L’exécutif européen se soucie également des questions de sécurité liées au paiement sans contact et reste opposé à l’adoption généralisée des paiements par portable. Sur dix personnes qui n’utilisent pas ces systèmes, quatre ont fait ce choix par souci de sécurité.

>> Lire : L’inquiétude monte autour de la sécurité des paiements mobiles en Europe 

« Le paiement à un vendeur physique via des appareils portables constitue une étape logique, mais il faut du temps pour changer les habitudes de consommation », estime Jeff Miles, vice-président des transactions mobiles chez NXP, une grande société d’électronique américaine.

Si la sécurité est un argument contre, elle fait aussi partie des arguments avancés par les enthousiastes des transactions mobiles. Apple garantit par exemple la sécurité des paiements grâce à des données biométriques intégrées à son système.

Au printemps, la ville suédoise de Lund a testé une méthode de paiement alternative basée sur la nature unique du tracé des veines de nos mains. Plus de 1 000 acheteurs suédois ont participé et demandé à pouvoir payer avec leur main grâce une nouvelle technologie : des appareils installés dans des magasins et restaurants qui « lisent » et identifient les dessins des veines de la paume.

Cette technologie a été pensée par un étudiant ingénieur de l’université de Lund alors qu’il faisait la queue pour payer. Ce genre d’invention démontre que la technologie biométrique progresse et offre des solutions optimales pour ce qui est de la sécurité.

Un environnement toujours plus connecté

La possibilité d’interagir avec Internet et les réseaux sociaux un autre facteur de l’évolution des paiements en ligne et sans contact.

Les paiements intégrés (« in-app »), qui fonctionnent via une application installée sur le téléphone, sont une des particularités du modèle ApplePay. Les applications installées sur les smartphones permettent d’accéder à des services clients simplifiés et nombre de marchands les considèrent comme un bon moyen de fidéliser leurs clients et de sécuriser les transactions.

Récemment, les institutions financières se sont également essayées aux transactions mobiles, alors qu’elles avaient jusqu’ici laissé la gestion de ce genre de services à des sociétés liées à Internet, comme Apple, Google et PayPal.

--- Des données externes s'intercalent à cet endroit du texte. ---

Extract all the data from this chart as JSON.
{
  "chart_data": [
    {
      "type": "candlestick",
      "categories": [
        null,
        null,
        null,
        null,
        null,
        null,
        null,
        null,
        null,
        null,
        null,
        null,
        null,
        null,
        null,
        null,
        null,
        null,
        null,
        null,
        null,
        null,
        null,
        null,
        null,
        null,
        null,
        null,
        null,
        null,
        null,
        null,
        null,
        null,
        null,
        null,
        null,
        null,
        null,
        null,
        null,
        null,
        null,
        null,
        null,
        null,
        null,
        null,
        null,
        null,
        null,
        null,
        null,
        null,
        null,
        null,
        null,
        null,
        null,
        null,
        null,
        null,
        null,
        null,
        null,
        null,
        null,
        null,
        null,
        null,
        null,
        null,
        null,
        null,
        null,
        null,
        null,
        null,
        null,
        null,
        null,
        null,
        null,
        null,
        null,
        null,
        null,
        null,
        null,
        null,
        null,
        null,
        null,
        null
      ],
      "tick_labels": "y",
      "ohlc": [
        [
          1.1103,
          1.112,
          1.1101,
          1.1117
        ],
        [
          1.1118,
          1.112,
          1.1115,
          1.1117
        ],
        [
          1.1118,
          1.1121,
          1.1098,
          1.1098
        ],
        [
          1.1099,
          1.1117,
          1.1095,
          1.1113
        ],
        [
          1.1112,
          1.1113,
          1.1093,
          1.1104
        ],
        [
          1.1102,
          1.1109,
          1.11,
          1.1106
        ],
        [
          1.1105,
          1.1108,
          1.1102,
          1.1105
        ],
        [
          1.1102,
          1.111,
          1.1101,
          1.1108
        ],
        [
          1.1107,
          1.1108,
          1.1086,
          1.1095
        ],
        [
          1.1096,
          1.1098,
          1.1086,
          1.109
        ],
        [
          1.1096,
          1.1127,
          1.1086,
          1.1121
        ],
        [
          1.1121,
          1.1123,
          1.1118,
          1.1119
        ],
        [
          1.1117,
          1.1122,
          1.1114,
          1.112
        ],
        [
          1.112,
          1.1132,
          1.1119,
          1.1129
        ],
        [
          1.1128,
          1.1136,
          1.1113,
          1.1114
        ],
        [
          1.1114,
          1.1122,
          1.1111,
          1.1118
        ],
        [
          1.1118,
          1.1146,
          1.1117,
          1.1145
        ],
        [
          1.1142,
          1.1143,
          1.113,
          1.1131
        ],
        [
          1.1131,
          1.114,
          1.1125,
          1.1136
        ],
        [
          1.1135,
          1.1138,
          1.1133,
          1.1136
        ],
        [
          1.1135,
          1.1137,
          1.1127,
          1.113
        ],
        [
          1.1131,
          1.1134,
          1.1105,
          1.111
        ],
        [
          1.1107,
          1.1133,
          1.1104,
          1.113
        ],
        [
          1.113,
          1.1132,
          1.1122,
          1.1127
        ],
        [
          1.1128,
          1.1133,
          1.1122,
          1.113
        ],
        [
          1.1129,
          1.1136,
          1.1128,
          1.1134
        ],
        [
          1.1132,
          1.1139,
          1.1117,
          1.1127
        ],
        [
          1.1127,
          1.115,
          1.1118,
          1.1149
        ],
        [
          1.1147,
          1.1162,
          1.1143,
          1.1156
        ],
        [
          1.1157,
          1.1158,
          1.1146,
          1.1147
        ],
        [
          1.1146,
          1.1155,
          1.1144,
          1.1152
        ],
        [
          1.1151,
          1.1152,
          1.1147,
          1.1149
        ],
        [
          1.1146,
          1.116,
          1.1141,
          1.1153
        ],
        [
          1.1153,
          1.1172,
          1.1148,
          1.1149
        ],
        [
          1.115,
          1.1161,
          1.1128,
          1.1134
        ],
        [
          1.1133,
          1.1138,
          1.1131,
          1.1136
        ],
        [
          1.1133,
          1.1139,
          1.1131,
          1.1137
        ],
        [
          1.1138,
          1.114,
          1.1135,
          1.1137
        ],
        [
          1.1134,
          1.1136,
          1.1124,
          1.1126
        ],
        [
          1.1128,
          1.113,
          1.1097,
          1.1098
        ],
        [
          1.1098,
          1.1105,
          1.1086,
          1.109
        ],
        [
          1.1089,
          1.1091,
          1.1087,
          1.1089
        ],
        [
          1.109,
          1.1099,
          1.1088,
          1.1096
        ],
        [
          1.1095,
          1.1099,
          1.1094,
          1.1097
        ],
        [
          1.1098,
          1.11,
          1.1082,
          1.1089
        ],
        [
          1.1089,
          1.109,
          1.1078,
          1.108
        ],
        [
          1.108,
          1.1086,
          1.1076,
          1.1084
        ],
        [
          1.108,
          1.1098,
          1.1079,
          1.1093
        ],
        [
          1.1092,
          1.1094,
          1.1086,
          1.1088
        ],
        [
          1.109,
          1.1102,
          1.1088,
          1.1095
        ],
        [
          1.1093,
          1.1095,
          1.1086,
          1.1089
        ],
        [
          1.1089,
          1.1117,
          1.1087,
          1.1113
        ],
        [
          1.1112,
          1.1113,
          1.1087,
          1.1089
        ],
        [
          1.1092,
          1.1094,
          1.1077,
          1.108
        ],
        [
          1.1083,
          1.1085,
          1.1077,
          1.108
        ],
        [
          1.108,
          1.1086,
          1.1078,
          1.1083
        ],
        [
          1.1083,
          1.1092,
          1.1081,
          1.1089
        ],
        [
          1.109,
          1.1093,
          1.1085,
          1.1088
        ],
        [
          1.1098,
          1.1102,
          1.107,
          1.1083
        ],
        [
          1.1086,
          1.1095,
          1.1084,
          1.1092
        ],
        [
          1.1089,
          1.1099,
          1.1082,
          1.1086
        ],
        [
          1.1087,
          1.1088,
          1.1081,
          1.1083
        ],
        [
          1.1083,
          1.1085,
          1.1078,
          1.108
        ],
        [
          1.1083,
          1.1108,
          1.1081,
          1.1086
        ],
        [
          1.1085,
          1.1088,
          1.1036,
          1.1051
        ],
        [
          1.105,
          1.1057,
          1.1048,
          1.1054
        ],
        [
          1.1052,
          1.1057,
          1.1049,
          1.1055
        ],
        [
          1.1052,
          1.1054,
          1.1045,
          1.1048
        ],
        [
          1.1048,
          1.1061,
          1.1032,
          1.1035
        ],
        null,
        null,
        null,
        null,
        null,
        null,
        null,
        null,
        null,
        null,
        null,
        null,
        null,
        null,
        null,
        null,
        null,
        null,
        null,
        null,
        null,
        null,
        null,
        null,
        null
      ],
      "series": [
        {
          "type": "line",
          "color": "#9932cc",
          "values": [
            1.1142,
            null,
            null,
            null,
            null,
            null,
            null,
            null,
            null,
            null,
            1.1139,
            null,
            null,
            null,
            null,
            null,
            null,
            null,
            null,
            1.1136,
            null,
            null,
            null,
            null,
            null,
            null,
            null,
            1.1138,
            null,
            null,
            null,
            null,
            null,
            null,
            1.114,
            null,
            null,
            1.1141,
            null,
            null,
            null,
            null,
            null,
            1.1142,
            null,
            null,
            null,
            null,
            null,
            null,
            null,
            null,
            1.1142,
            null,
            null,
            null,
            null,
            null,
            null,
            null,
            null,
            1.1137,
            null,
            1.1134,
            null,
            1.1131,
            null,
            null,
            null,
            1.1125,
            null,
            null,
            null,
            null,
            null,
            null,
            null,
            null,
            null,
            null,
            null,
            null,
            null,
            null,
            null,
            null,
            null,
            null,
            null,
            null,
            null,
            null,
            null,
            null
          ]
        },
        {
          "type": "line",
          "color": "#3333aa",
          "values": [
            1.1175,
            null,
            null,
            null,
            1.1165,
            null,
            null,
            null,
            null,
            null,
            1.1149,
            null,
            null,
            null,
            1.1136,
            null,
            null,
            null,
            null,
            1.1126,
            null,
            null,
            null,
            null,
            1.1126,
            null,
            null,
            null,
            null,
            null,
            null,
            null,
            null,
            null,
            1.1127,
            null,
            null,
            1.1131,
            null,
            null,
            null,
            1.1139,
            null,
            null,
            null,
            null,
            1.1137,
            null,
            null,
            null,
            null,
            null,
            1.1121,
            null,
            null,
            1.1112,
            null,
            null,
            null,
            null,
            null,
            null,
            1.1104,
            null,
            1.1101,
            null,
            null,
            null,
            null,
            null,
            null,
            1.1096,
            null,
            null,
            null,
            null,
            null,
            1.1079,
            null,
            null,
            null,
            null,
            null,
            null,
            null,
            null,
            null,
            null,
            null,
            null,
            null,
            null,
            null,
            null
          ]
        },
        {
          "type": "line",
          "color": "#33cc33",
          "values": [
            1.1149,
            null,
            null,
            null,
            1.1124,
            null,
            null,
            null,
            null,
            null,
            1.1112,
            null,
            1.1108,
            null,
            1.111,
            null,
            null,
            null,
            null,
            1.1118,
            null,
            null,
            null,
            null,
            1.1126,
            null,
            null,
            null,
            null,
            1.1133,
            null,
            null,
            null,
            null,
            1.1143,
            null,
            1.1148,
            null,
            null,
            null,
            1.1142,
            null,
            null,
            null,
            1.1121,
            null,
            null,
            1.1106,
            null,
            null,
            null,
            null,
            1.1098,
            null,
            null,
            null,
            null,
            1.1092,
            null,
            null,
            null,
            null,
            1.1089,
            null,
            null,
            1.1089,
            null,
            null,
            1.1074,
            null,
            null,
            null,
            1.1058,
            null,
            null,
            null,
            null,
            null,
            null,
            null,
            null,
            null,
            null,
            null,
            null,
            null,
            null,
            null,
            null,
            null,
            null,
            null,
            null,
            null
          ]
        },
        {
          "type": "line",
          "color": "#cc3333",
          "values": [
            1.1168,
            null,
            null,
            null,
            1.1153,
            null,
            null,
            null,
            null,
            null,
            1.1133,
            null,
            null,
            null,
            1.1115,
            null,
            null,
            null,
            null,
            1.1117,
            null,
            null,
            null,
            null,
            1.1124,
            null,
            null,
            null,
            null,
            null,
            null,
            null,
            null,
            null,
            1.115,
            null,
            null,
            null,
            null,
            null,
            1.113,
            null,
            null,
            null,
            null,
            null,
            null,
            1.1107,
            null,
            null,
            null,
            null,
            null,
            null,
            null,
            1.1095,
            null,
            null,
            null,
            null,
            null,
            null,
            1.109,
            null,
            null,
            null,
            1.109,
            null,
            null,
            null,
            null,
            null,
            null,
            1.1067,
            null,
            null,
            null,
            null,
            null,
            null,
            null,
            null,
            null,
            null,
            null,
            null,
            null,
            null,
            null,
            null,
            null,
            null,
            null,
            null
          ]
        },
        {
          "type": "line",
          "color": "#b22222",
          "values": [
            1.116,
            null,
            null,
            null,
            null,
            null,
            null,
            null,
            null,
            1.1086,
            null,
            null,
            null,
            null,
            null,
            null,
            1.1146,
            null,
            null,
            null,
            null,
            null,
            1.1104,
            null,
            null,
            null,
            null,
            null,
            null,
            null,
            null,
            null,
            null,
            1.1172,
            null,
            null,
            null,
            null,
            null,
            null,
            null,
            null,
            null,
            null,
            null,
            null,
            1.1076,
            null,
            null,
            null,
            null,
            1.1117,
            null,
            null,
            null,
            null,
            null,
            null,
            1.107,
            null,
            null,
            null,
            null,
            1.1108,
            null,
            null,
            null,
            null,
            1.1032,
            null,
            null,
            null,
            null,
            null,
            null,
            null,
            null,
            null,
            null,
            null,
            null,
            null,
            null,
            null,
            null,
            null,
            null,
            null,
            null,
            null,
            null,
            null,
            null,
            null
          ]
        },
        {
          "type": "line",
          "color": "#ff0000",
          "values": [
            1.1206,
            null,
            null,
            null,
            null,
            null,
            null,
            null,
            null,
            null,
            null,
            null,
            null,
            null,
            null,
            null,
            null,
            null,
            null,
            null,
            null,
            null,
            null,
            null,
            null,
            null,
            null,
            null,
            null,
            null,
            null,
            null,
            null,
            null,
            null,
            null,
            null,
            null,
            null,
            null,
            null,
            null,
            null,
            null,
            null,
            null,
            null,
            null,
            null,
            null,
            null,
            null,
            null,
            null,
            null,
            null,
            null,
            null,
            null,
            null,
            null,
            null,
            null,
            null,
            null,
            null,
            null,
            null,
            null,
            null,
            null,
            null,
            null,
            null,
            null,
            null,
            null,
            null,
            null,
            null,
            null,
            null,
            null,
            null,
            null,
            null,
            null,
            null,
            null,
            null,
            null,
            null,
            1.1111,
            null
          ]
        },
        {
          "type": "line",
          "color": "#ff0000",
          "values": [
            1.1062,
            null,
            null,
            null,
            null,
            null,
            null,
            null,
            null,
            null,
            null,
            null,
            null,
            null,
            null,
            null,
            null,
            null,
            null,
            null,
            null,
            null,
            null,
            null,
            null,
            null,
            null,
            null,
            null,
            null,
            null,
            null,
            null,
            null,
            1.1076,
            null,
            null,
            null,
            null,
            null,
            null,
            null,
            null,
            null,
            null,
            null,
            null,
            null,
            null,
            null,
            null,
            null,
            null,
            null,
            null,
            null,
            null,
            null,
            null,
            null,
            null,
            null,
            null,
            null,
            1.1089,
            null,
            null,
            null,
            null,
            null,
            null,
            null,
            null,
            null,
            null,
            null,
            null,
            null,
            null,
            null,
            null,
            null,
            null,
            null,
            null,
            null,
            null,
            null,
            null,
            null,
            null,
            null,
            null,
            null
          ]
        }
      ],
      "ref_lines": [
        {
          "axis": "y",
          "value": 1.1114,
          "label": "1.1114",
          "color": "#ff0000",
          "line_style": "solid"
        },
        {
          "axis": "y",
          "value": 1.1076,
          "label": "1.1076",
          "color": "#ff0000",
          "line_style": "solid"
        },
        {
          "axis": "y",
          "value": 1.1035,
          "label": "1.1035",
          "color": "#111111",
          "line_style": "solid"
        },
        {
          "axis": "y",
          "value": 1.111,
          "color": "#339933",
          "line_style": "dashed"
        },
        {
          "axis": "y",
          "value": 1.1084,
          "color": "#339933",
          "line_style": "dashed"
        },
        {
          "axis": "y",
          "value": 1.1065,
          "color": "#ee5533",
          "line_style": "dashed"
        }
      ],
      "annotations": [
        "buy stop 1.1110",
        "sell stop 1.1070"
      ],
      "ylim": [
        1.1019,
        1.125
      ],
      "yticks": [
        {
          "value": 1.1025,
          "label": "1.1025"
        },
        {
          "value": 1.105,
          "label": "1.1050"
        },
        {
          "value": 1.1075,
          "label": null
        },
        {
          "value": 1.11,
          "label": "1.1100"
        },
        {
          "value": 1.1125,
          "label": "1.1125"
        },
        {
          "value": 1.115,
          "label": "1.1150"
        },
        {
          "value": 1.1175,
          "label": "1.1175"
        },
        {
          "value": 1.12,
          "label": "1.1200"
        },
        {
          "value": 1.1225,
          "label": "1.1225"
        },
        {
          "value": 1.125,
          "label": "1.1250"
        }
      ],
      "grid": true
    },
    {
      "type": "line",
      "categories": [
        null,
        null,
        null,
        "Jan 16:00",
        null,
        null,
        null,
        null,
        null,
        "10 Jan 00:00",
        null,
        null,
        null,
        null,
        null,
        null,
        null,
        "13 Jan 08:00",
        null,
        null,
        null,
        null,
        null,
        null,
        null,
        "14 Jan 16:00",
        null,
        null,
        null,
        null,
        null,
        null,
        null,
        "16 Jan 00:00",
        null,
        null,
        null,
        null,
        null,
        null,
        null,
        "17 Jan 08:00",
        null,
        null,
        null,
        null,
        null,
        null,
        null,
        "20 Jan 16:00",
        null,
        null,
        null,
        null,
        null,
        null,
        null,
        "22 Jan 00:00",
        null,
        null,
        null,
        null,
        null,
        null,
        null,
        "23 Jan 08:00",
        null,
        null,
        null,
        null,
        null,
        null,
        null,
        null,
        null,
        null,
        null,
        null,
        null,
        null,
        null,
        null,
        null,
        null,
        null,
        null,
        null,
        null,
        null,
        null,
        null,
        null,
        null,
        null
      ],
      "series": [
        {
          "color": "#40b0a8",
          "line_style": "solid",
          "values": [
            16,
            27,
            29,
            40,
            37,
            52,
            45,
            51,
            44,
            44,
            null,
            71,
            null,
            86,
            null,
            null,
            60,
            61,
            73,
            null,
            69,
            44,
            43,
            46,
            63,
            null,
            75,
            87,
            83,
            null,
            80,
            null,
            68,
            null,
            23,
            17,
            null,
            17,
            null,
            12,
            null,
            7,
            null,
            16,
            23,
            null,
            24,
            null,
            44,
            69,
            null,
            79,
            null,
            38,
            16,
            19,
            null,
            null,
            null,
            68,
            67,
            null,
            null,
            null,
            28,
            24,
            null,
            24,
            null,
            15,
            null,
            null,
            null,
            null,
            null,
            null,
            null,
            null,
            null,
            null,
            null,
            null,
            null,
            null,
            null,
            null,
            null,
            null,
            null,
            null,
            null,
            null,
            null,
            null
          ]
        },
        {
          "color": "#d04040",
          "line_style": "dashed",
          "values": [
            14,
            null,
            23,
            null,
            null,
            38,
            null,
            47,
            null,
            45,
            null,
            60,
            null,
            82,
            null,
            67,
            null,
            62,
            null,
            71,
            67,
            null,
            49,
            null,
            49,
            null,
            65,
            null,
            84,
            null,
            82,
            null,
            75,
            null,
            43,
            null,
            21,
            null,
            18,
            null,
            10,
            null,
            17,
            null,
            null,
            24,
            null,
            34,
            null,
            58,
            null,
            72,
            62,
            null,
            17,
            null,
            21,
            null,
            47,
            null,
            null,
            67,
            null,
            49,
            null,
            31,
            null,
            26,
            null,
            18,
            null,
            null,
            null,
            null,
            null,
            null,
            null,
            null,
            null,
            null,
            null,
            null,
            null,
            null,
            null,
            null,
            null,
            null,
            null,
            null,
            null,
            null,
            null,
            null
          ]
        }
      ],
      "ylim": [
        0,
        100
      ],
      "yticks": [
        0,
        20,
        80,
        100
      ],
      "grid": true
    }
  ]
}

L'Américaine Citi a été la première banque internationale à lancer son propre portefeuille électronique aux États-Unis. En Europe, c'est Deutsche Telekom qui a lancé en mai MyWallet, une application de paiement pour téléphones portables en Allemagne. D'autres institutions financières devraient suivre le mouvement, entamant peut-être le début de l'abandon de l'argent liquide. Un portefeuille électronique est un appareil électronique qui permet à son propriétaire à accéder au commerce électronique. Ce sont ces appareils qui nous permettent d'acheter des produits en ligne à partir d'un ordinateur ou d'utiliser un smartphone pour payer un achat dans un magasin. Ces portefeuilles sont également de plus en plus utilisés afin de vérifier certaines informations concernant un acheteur, son âge, par exemple. Ils comportent un système (la structure électronique), une application (le logiciel qui fait fonctionner le tout) et l'appareil lui-même (la plateforme physique, un smartphone, par exemple).  Le compte bancaire de l'utilisateur peut également être lié au portefeuille électronique. Les informations concernant l'acheteur peuvent donc être transférées sans fils vers le vendeur grâce à la communication en champ proche.  À terme, ces portefeuilles électroniques sur smartphones pourraient, selon certains, remplacer nos portefeuilles traditionnels. Ce système a déjà un certain succès au Japon, où les portefeuilles électroniques, appelés Osaifu-Keitai, sont plus utilisés que partout ailleurs.